Biden also proceeded through a litany of progressive issues, centered primarily on income inequality. In fact, one could say his agenda is a great deal like that of his former Senate colleague, Bernie Sanders of Vermont. Biden is not expected to take sides in the Democratic primary contest, but if he did, he might well see much to like in Sanders' priorities.

"It isn't just a matter of fairness or economic growth," Biden said. "It's a matter of social stability for this nation. We cannot sustain the current levels of inequality that exist in this country."

Biden did not spare the campaign money system many populists and progressives consider a bête noire.

"I believe the huge sums of unlimited and often secret money pouring into our politics is a fundamental threat to our democracy," Biden said. "Because the middle class will never have a fighting chance as long as just several hundred families, the wealthiest families, control the process."

But most observers have expected that a late bid by Biden would mostly pose problems for Hillary Clinton. The two have both been high-profile symbols of the Obama administration. They would divide the loyalties of much of the Democratic establishment in ways Sanders does not — in Washington and elsewhere. Officeholders and other party insiders with doubts about Clinton would be far more willing to consider Biden as a plausible alternative than Sanders.

In the end, however, it was hard even for Biden to make the case for jumping in at this stage. He would be 74 on Election Day next year, two decades older than the average age of a newly elected president. He would be the oldest new president ever, breaking Ronald Reagan's previous record by four years. (Sanders is 74, Clinton will be 68 next Monday.)

Biden has run for president before, but the results both times were discouraging. His first bid 28 years ago fell apart amid accusations of plagiarism (and an on-camera meltdown). His second foray in 2008 got as far as Iowa, where he finished fifth in the caucuses and promptly dropped out.

To be sure, Biden has written a new history through eight years as Obama's loyal wing man. He could play the senior statesman instead of the ambitious Senate committee chairman who talked too much. He has benefited from an upwelling of national sympathy since the death of his son.

But he still lacks the campaign infrastructure serious candidates need with less than 15 weeks to go to Iowa's caucuses. That is not an oversight, it is a failure to plan. Biden has known for years that if he wants the Oval Office he must get past Hillary Clinton for the Democratic nomination. He has also known for years that others would contest that nomination as well. He might not have expected Sanders to matter as much as he has, but he did know there would be someone on the left.

Yet Biden has made no visible effort to mount a 2016 campaign through all these years of being "a heartbeat away." Nor has he made the minimal moves a vice president typically makes to signal an intent to run. This despite the fact that a sitting vice president is more or less assumed to be interested in succeeding his boss.

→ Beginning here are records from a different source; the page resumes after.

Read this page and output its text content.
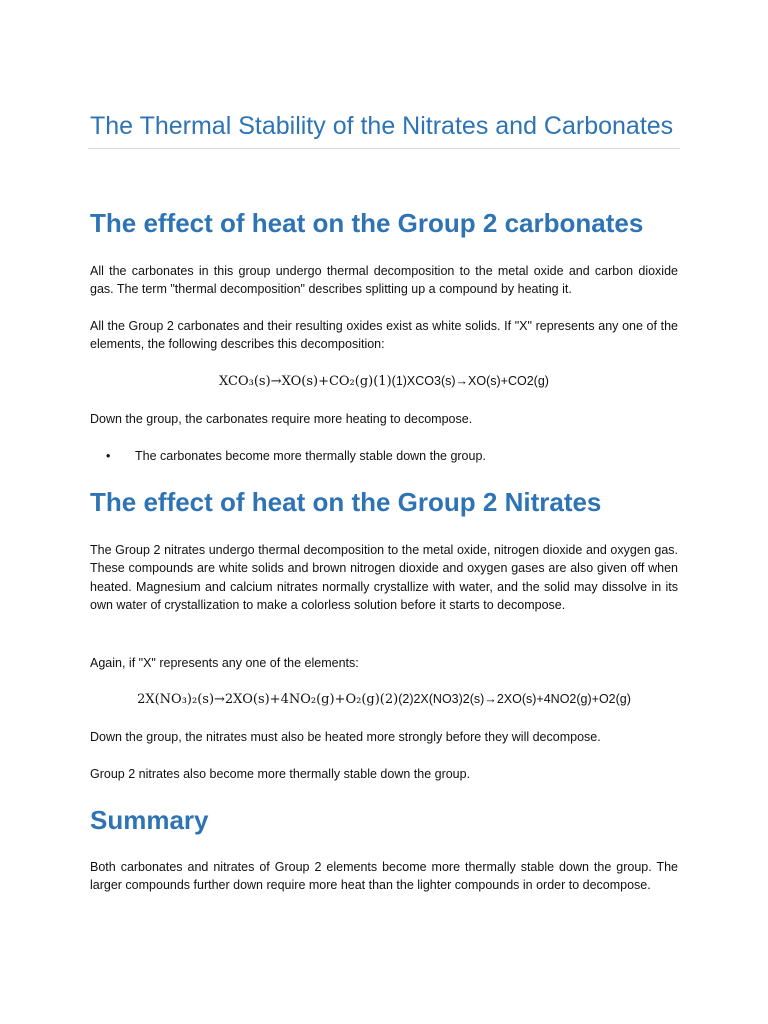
The Thermal Stability of the Nitrates and Carbonates
The effect of heat on the Group 2 carbonates

All the carbonates in this group undergo thermal decomposition to the metal oxide and carbon dioxide gas. The term "thermal decomposition" describes splitting up a compound by heating it.

All the Group 2 carbonates and their resulting oxides exist as white solids. If "X" represents any one of the elements, the following describes this decomposition:

XCO₃(s)→XO(s)+CO₂(g)(1)(1)XCO3(s)→XO(s)+CO2(g)

Down the group, the carbonates require more heating to decompose.

• The carbonates become more thermally stable down the group.
The effect of heat on the Group 2 Nitrates

The Group 2 nitrates undergo thermal decomposition to the metal oxide, nitrogen dioxide and oxygen gas. These compounds are white solids and brown nitrogen dioxide and oxygen gases are also given off when heated. Magnesium and calcium nitrates normally crystallize with water, and the solid may dissolve in its own water of crystallization to make a colorless solution before it starts to decompose.

Again, if "X" represents any one of the elements:

2X(NO₃)₂(s)→2XO(s)+4NO₂(g)+O₂(g)(2)(2)2X(NO3)2(s)→2XO(s)+4NO2(g)+O2(g)

Down the group, the nitrates must also be heated more strongly before they will decompose.

Group 2 nitrates also become more thermally stable down the group.

Summary

Both carbonates and nitrates of Group 2 elements become more thermally stable down the group. The larger compounds further down require more heat than the lighter compounds in order to decompose.
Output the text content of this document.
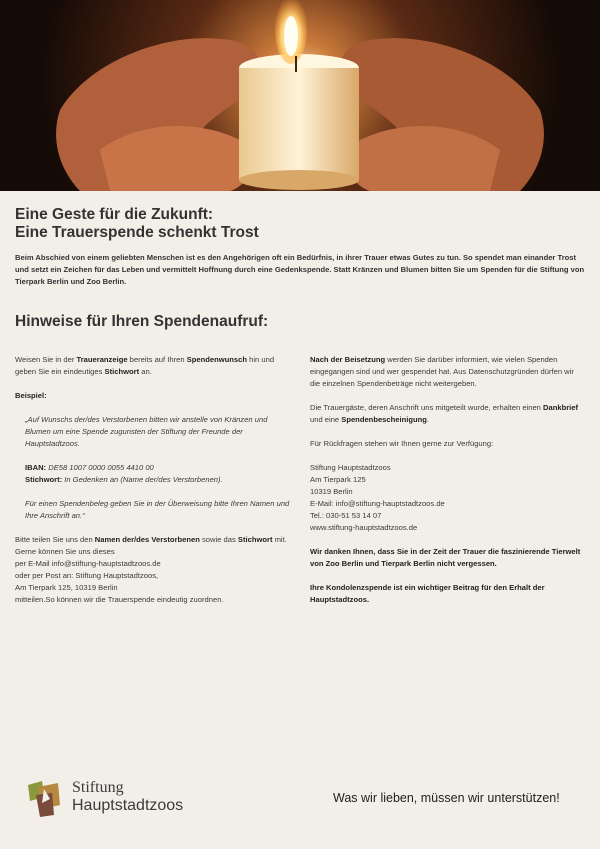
Eine Geste für die Zukunft:
Eine Trauerspende schenkt Trost

Beim Abschied von einem geliebten Menschen ist es den Angehörigen oft ein Bedürfnis, in ihrer Trauer etwas Gutes zu tun. So spendet man einander Trost und setzt ein Zeichen für das Leben und vermittelt Hoffnung durch eine Gedenkspende. Statt Kränzen und Blumen bitten Sie um Spenden für die Stiftung von Tierpark Berlin und Zoo Berlin.

Hinweise für Ihren Spendenaufruf:

Weisen Sie in der Traueranzeige bereits auf Ihren Spendenwunsch hin und geben Sie ein eindeutiges Stichwort an.

Beispiel:

„Auf Wunschs der/des Verstorbenen bitten wir anstelle von Kränzen und Blumen um eine Spende zugunsten der Stiftung der Freunde der Hauptstadtzoos.

IBAN: DE58 1007 0000 0055 4410 00
Stichwort: In Gedenken an (Name der/des Verstorbenen).

Für einen Spendenbeleg geben Sie in der Überweisung bitte Ihren Namen und Ihre Anschrift an.“

Bitte teilen Sie uns den Namen der/des Verstorbenen sowie das Stichwort mit. Gerne können Sie uns dieses
per E-Mail info@stiftung-hauptstadtzoos.de
oder per Post an: Stiftung Hauptstadtzoos,
Am Tierpark 125, 10319 Berlin
mitteilen.So können wir die Trauerspende eindeutig zuordnen.

Nach der Beisetzung werden Sie darüber informiert, wie vielen Spenden eingegangen sind und wer gespendet hat. Aus Datenschutzgründen dürfen wir die einzelnen Spendenbeträge nicht weitergeben.

Die Trauergäste, deren Anschrift uns mitgeteilt wurde, erhalten einen Dankbrief und eine Spendenbescheinigung.

Für Rückfragen stehen wir Ihnen gerne zur Verfügung:

Stiftung Hauptstadtzoos
Am Tierpark 125
10319 Berlin
E-Mail: info@stiftung-hauptstadtzoos.de
Tel.: 030-51 53 14 07
www.stiftung-hauptstadtzoos.de

Wir danken Ihnen, dass Sie in der Zeit der Trauer die faszinierende Tierwelt von Zoo Berlin und Tierpark Berlin nicht vergessen.

Ihre Kondolenzspende ist ein wichtiger Beitrag für den Erhalt der Hauptstadtzoos.

Stiftung
Hauptstadtzoos	Was wir lieben, müssen wir unterstützen!
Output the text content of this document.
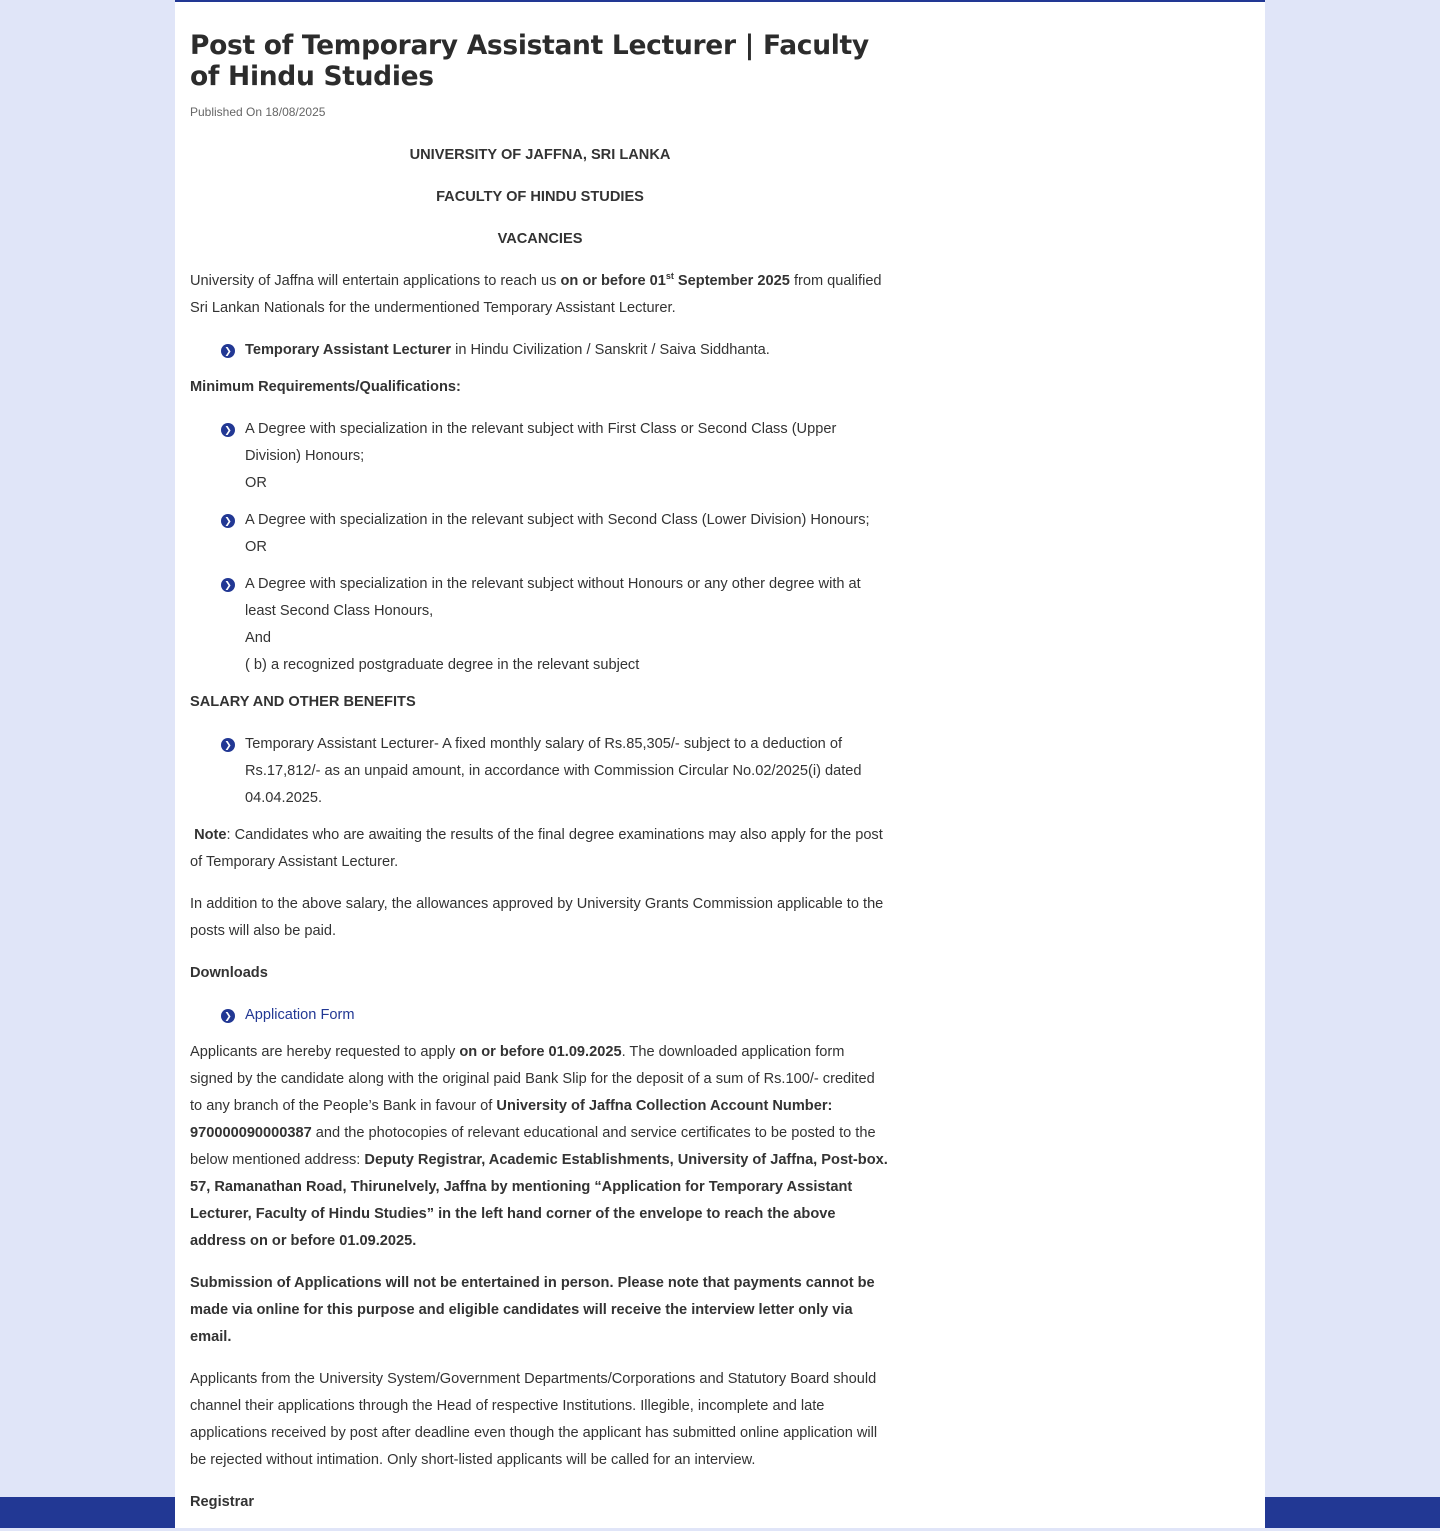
Post of Temporary Assistant Lecturer | Faculty of Hindu Studies
Published On 18/08/2025

UNIVERSITY OF JAFFNA, SRI LANKA

FACULTY OF HINDU STUDIES

VACANCIES

University of Jaffna will entertain applications to reach us on or before 01st September 2025 from qualified Sri Lankan Nationals for the undermentioned Temporary Assistant Lecturer.

❯ Temporary Assistant Lecturer in Hindu Civilization / Sanskrit / Saiva Siddhanta.

Minimum Requirements/Qualifications:

❯ A Degree with specialization in the relevant subject with First Class or Second Class (Upper Division) Honours;
OR
❯ A Degree with specialization in the relevant subject with Second Class (Lower Division) Honours;
OR
❯ A Degree with specialization in the relevant subject without Honours or any other degree with at least Second Class Honours,
And
( b) a recognized postgraduate degree in the relevant subject

SALARY AND OTHER BENEFITS

❯ Temporary Assistant Lecturer- A fixed monthly salary of Rs.85,305/- subject to a deduction of Rs.17,812/- as an unpaid amount, in accordance with Commission Circular No.02/2025(i) dated 04.04.2025.

Note: Candidates who are awaiting the results of the final degree examinations may also apply for the post of Temporary Assistant Lecturer.

In addition to the above salary, the allowances approved by University Grants Commission applicable to the posts will also be paid.

Downloads

❯ Application Form

Applicants are hereby requested to apply on or before 01.09.2025. The downloaded application form signed by the candidate along with the original paid Bank Slip for the deposit of a sum of Rs.100/- credited to any branch of the People’s Bank in favour of University of Jaffna Collection Account Number: 970000090000387 and the photocopies of relevant educational and service certificates to be posted to the below mentioned address: Deputy Registrar, Academic Establishments, University of Jaffna, Post-box. 57, Ramanathan Road, Thirunelvely, Jaffna by mentioning “Application for Temporary Assistant Lecturer, Faculty of Hindu Studies” in the left hand corner of the envelope to reach the above address on or before 01.09.2025.

Submission of Applications will not be entertained in person. Please note that payments cannot be made via online for this purpose and eligible candidates will receive the interview letter only via email.

Applicants from the University System/Government Departments/Corporations and Statutory Board should channel their applications through the Head of respective Institutions. Illegible, incomplete and late applications received by post after deadline even though the applicant has submitted online application will be rejected without intimation. Only short-listed applicants will be called for an interview.

Registrar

In fact, the previous eight Democrats to serve as vice president, dating back to the 1930s, (Al Gore, Walter Mondale, Hubert Humphrey, Lyndon Johnson, Alben Barkley, Harry Truman, Henry Wallace and "Cactus Jack" Garner) have all run for president. And since the 1960s, all who sought the Democratic nomination have been the nominee.

So there would have been nothing unseemly about Biden getting some machinery up and running during the past year (or even earlier in Obama's second term). Instead, he seems to have left it to a loosely organized group of longtime friends and backers to build a shadow campaign.

It is far easier to understand why Biden bowed out than to explain why it took him so long. But hearing him speak Wednesday shows once again how much he loves the chase. It is not too much to imagine him chafing on the sidelines as 2016 arrives and the primaries play out.

The next election may well be a watershed in U.S. political history. Biden can still be expected to do whatever he can to part of that fight.